Assim, que é irrelevante, em termos de caso julgado, o facto de neste se referir que “é irrecorrível a decisão instrutória quanto à mera qualificação jurídica dos factos, isto é, a decisão instrutória que, pronunciando o arguido pelos factos constantes da acusação (considerando-os, pois, todos suficientemente indiciados) se limita a alterar a qualificação jurídica dos mesmos” até porque não foram indiciados todos os factos da acusação.
E, a “última palavra sobre estas questões, atenta a sua natureza, deve caber sempre ao juiz de julgamento (ou, eventualmente, de recurso)” – Prof. Nuno Brandão, “A Nova Face da Instrução” in Revista Portuguesa de Ciência Criminal, Ano 18, pág. 239.
Assim como não tem razão o arguido quando na resposta após notificação nos termos do art. 417 nº 2 do CPP vem dizer que o recurso foi admitido “apenas em relação a um facto constante da conclusão 13 da motivação.
Como se constata o juiz elaborou despacho nos termos do art. 414, n.º 4 do CPP, em sustentação da sua decisão.
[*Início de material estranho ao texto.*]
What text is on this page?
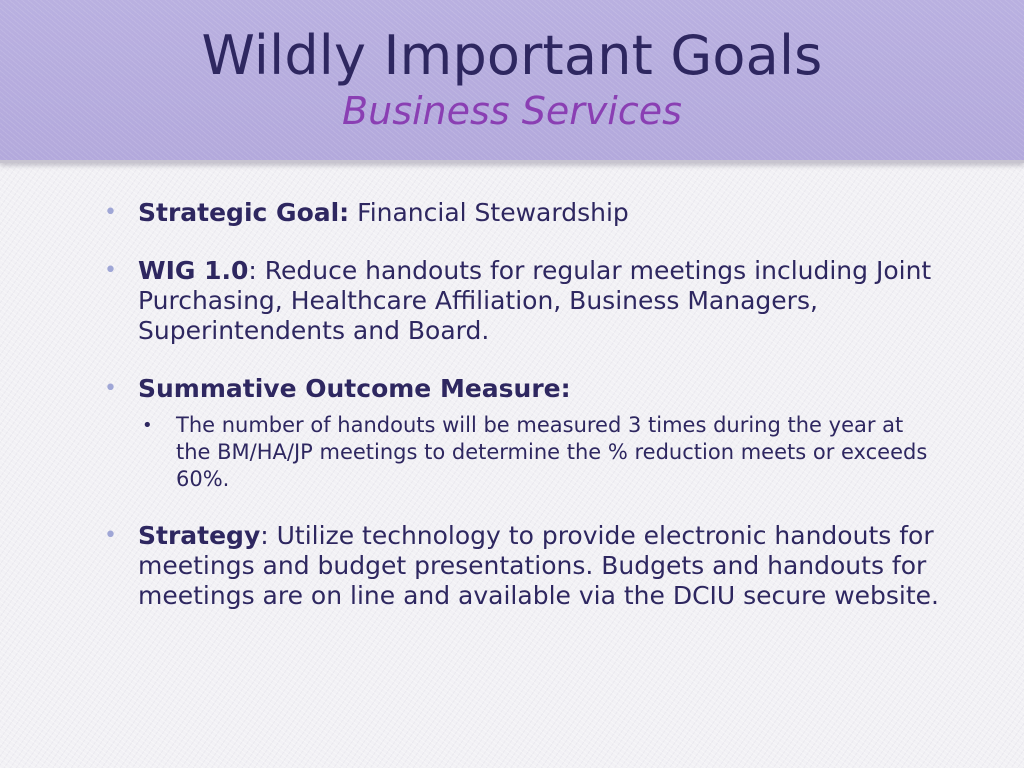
Wildly Important Goals
Business Services
• Strategic Goal: Financial Stewardship
• WIG 1.0: Reduce handouts for regular meetings including Joint Purchasing, Healthcare Affiliation, Business Managers, Superintendents and Board.
• Summative Outcome Measure:
• The number of handouts will be measured 3 times during the year at the BM/HA/JP meetings to determine the % reduction meets or exceeds 60%.
• Strategy: Utilize technology to provide electronic handouts for meetings and budget presentations. Budgets and handouts for meetings are on line and available via the DCIU secure website.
Depois é que recebeu o recurso sem qualquer restrição, como se pode constatar no despacho supra transcrito.
Recebido o recurso e, nesta Relação motivos não se vislumbraram para que o não fosse (art. 414 n.º 2 do CPP), há que o analisar em todas as suas vertentes (a não ser que a análise de uma das questões fosse prejudicial do conhecimento de outra ou outras).
Se apenas estivesse em análise a qualificação dos factos entenderíamos como sustentado naquele despacho, não haveria lugar a recurso, porque era possível em julgamento qualificarem-se os factos de maneira diferente, mediante o cumprimento do estatuído no art. 358, ex vi no 3 do mesmo preceito, do CPP.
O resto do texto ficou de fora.